The elevator 600 includes an elevator shaft 665, an elevator interface 661 for supporting the robotic pool cleaner, and a movement mechanism (illustrated including a motor 664 and ropes or a stick 662) for moving the elevator interface 661 within the elevator shaft 665 between an upper position for receiving the pool cleaner robot 20 from the exterior surface 40 (44A) and a lower position for providing the pool cleaner robot to the docking station 100 (44B) - and vice versa.

interface element

Figure 37 illustrates a pool cleaning robot 20 according to at least one embodiment of the invention.

Figure 37 illustrates a pool cleaner robot 20 that includes a third interface element such as anchors 510 and 511. The anchor 511 is a spring or may include a spring that can be attached to the pool cleaner robot 20 and the cable 50. The Anchor 510 may be elastic or plastic and Figure 37 illustrates an elastic anchor. Figure 37 illustrates rod-shaped anchors, but anchors 510 and 511 can be any shape, including a partially round or square handle (not shown), which can be constructed of elastic material or rigid/semi-rigid plastic or with a spring mechanism or a combination of an elastic and a bendable spring, so all anchor embodiments are constructed using shape memory material technologies.

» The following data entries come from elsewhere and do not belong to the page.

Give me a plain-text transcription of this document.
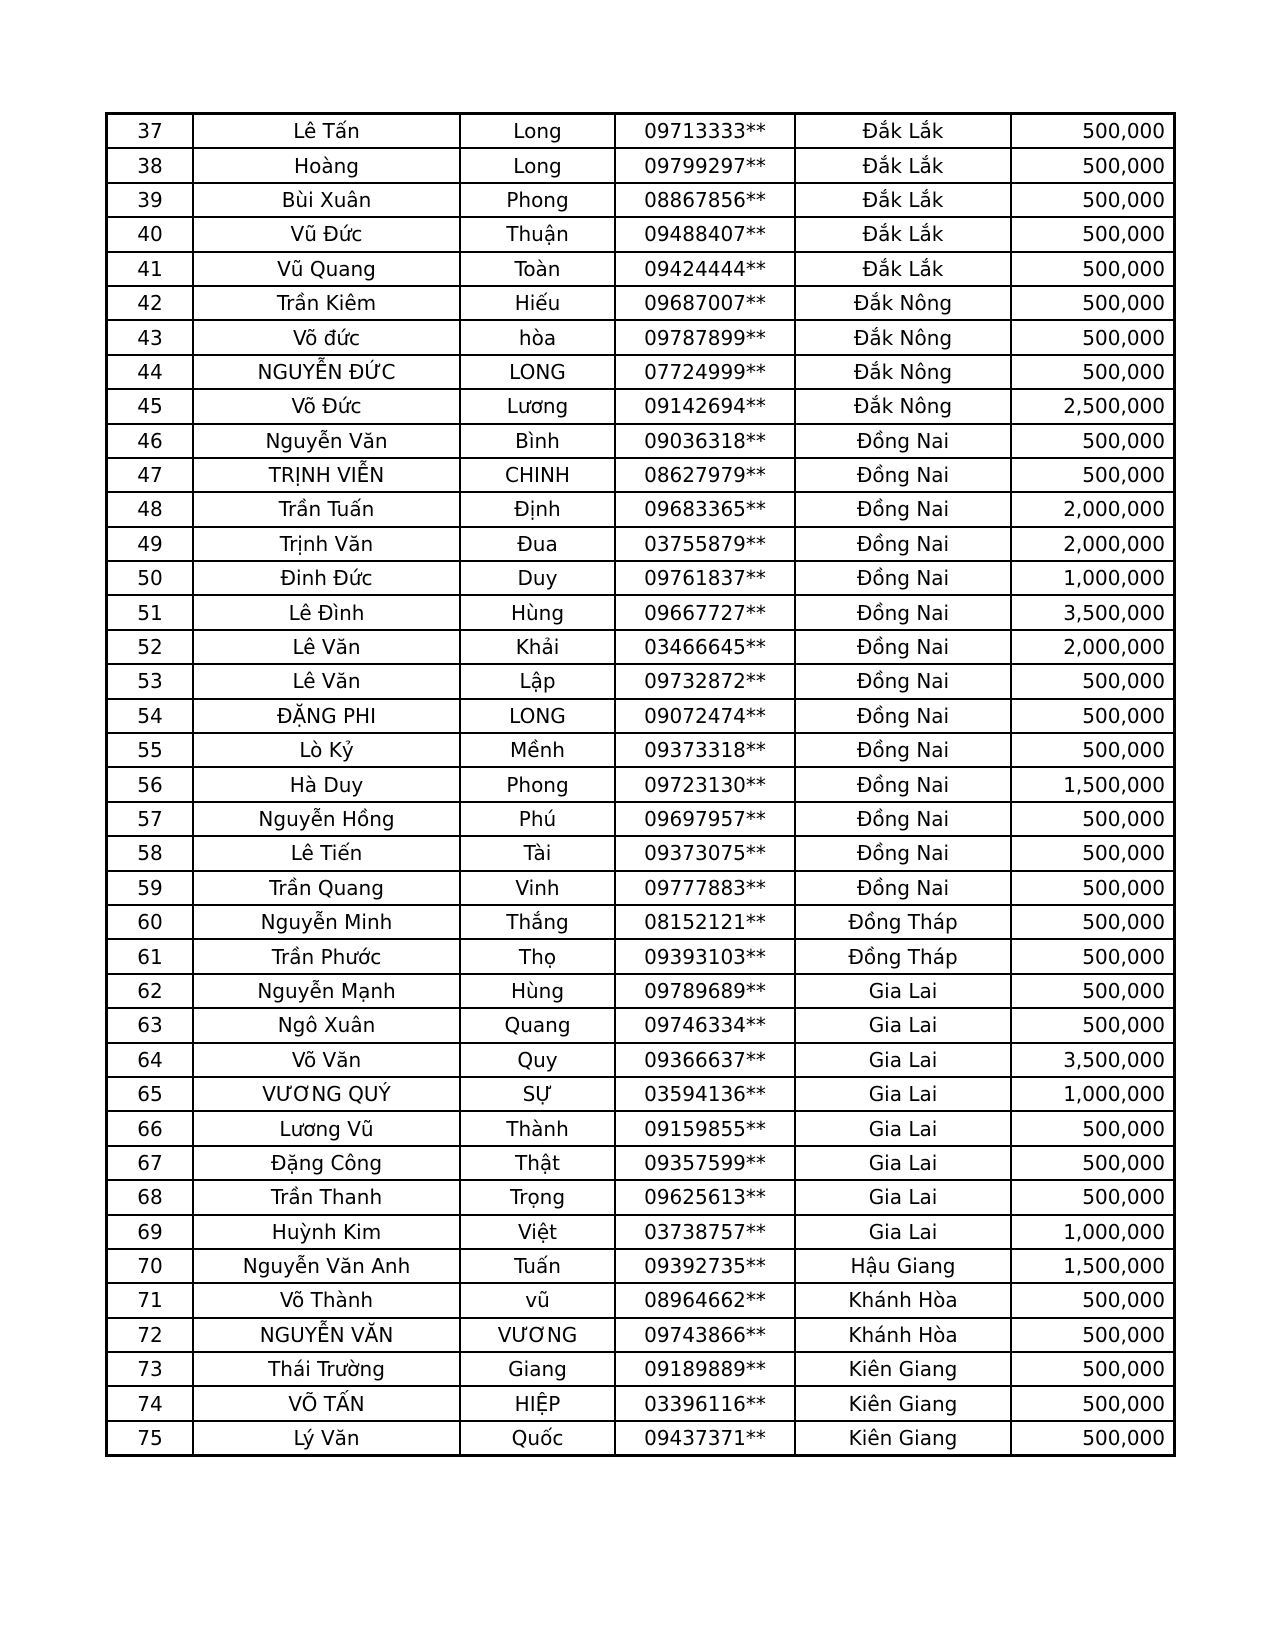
37	Lê Tấn	Long	09713333**	Đắk Lắk	500,000
38	Hoàng	Long	09799297**	Đắk Lắk	500,000
39	Bùi Xuân	Phong	08867856**	Đắk Lắk	500,000
40	Vũ Đức	Thuận	09488407**	Đắk Lắk	500,000
41	Vũ Quang	Toàn	09424444**	Đắk Lắk	500,000
42	Trần Kiêm	Hiếu	09687007**	Đắk Nông	500,000
43	Võ đức	hòa	09787899**	Đắk Nông	500,000
44	NGUYỄN ĐỨC	LONG	07724999**	Đắk Nông	500,000
45	Võ Đức	Lương	09142694**	Đắk Nông	2,500,000
46	Nguyễn Văn	Bình	09036318**	Đồng Nai	500,000
47	TRỊNH VIỄN	CHINH	08627979**	Đồng Nai	500,000
48	Trần Tuấn	Định	09683365**	Đồng Nai	2,000,000
49	Trịnh Văn	Đua	03755879**	Đồng Nai	2,000,000
50	Đinh Đức	Duy	09761837**	Đồng Nai	1,000,000
51	Lê Đình	Hùng	09667727**	Đồng Nai	3,500,000
52	Lê Văn	Khải	03466645**	Đồng Nai	2,000,000
53	Lê Văn	Lập	09732872**	Đồng Nai	500,000
54	ĐẶNG PHI	LONG	09072474**	Đồng Nai	500,000
55	Lò Kỷ	Mềnh	09373318**	Đồng Nai	500,000
56	Hà Duy	Phong	09723130**	Đồng Nai	1,500,000
57	Nguyễn Hồng	Phú	09697957**	Đồng Nai	500,000
58	Lê Tiến	Tài	09373075**	Đồng Nai	500,000
59	Trần Quang	Vinh	09777883**	Đồng Nai	500,000
60	Nguyễn Minh	Thắng	08152121**	Đồng Tháp	500,000
61	Trần Phước	Thọ	09393103**	Đồng Tháp	500,000
62	Nguyễn Mạnh	Hùng	09789689**	Gia Lai	500,000
63	Ngô Xuân	Quang	09746334**	Gia Lai	500,000
64	Võ Văn	Quy	09366637**	Gia Lai	3,500,000
65	VƯƠNG QUÝ	SỰ	03594136**	Gia Lai	1,000,000
66	Lương Vũ	Thành	09159855**	Gia Lai	500,000
67	Đặng Công	Thật	09357599**	Gia Lai	500,000
68	Trần Thanh	Trọng	09625613**	Gia Lai	500,000
69	Huỳnh Kim	Việt	03738757**	Gia Lai	1,000,000
70	Nguyễn Văn Anh	Tuấn	09392735**	Hậu Giang	1,500,000
71	Võ Thành	vũ	08964662**	Khánh Hòa	500,000
72	NGUYỄN VĂN	VƯƠNG	09743866**	Khánh Hòa	500,000
73	Thái Trường	Giang	09189889**	Kiên Giang	500,000
74	VÕ TẤN	HIỆP	03396116**	Kiên Giang	500,000
75	Lý Văn	Quốc	09437371**	Kiên Giang	500,000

The anchors 510 and 511 can be moved between different positions and their upper end can be moved within any angular range relative to the lower end of the anchor. Figure 37 illustrates an angular range of approximately 30 degrees (between upright and 60 degrees), but any angular edge may be provided.

Anchors 510 may include a single joint or portion or may include multiple portions. For example, anchor 510 may include multiple joints that can move relative to each other. The anchor can be a telescopic rod.

The cable 50 can be attached or threaded through the anchor 510 by any means, by a ring, by a fastening element, the cable can pass through one or more anchor openings and the like.

Figure 37 also illustrates the pool cleaning robot 20 that includes wheels 13 and 14, although any interface element can be used with or without tracks that can be seen in Figure 37.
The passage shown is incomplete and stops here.